Only if most of the system behaves too slowly you should consider writing it in C/C++. But there are many pitfalls that may kill your performance in your C++ code.
(TLDR: A C++ expert may create 'faster' code as an C# expert, but a mediocre C++ programmer may create slower code than mediocre C# one)
I would expect the C# version to be nearly as fast as the C++ one but with smaller memory footprint.
In some cases managed code is actually a LOT faster and uses less memory compared to non optimized C++. C++ code can be faster if written by expert, but it rarely justifies the effort.
As a side note I can recall a performance "competition" in the blogosphere between Michael Kaplan (c#) and Raymond Chan (C++) to write a program, that does exactly the same thing. Raymond Chan, who is considered one of the best programmers in the world (Joel) succeeded to write faster C++ after a long struggle rewriting most of the code.

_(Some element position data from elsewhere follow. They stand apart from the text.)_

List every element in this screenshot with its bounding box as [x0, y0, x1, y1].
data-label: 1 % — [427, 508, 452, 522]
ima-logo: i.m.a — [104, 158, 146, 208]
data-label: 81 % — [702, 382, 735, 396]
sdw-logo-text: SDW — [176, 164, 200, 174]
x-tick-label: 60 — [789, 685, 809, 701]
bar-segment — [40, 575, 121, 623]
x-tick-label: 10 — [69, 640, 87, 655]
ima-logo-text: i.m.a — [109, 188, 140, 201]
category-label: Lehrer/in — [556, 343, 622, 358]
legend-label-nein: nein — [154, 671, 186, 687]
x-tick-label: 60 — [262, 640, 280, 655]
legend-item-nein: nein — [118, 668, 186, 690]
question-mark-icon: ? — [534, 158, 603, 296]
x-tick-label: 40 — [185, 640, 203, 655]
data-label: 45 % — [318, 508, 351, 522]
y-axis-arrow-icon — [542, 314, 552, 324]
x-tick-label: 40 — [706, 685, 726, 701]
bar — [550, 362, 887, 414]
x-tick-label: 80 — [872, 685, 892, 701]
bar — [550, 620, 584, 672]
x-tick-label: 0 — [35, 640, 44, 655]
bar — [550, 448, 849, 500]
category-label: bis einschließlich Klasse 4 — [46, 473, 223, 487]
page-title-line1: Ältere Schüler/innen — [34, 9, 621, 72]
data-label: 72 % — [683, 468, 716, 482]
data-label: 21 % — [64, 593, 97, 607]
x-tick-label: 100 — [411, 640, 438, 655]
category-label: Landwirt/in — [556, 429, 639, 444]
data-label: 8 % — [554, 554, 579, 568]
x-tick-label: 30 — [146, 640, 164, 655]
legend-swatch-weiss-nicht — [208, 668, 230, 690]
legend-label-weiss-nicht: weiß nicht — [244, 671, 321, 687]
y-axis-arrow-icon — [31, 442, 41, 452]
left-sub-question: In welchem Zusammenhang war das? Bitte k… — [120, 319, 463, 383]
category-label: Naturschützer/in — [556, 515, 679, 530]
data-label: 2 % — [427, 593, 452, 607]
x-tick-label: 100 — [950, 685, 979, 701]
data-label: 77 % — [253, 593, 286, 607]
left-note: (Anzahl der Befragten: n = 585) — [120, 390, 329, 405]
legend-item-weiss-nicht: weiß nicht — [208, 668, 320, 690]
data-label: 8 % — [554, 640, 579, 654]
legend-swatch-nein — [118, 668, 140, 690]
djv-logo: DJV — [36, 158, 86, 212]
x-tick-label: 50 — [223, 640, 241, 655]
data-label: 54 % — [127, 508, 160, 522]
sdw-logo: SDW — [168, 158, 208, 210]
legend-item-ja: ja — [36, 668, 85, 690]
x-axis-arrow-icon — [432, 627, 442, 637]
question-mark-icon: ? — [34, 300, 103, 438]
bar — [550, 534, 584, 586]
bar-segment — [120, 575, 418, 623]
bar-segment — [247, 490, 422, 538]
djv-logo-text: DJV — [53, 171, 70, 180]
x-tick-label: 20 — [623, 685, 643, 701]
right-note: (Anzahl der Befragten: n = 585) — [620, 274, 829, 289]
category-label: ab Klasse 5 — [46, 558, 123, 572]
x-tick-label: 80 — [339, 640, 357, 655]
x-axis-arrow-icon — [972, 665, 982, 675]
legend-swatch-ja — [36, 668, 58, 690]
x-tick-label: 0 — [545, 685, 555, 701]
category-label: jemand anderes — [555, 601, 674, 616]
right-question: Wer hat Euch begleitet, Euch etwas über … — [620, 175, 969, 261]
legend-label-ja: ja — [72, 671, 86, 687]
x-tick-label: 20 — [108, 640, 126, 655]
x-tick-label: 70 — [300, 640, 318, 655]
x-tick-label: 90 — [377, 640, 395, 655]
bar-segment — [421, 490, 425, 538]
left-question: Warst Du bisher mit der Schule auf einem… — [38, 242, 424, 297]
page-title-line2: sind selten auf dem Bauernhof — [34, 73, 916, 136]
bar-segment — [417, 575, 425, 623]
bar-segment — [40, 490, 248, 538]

The proxy server you describe would deal mostly with string data and I think its reasonable to implement in C#. In your example,
if header x == y, do z
the slowest part might actually be doing whatever 'z' is and you'll have to do that work regardless of the language.
In my experience, the design and implementation has much more to do with performance than do the choice of language/framework (however, the usual caveats apply: eg, don't write a device driver in C# or java).
I wouldn't think twice about writing the type of program you describe in a managed language (be it Java, C#, etc). These days, the performance gains you get from using a lower level language (in terms of closeness to hardware) is often easily offset by the runtime abilities of a managed environment. Of course this is coming from a C#/python developer so I'm not exactly unbiased...
If you need a fast and reliable proxy server, it might make sense to try some of those that already exist. But if you have custom features that are required, then you may have to build your own. You may want to collect some more information on the expected load: hundreds of users might be a few requests a minute or a hundred requests a second.
Assuming you need to serve under or around 200 qps on a single machine, C# should easily meet your needs -- even languages known for being slow (e.g. Ruby) can easily pump out a few hundred requests a second.
Aside from performance, there are other reasons to choose C#, e.g. it's much easier to write buffer overflows in C++ than C#.
Is your http server going to run on a dedicated machine? If yes, I would say go with C# if it is easier for you. If you need to run other applications on the same machine, you'll need to take into account the memory footprint of your application and the fact that GC will run at "random" times.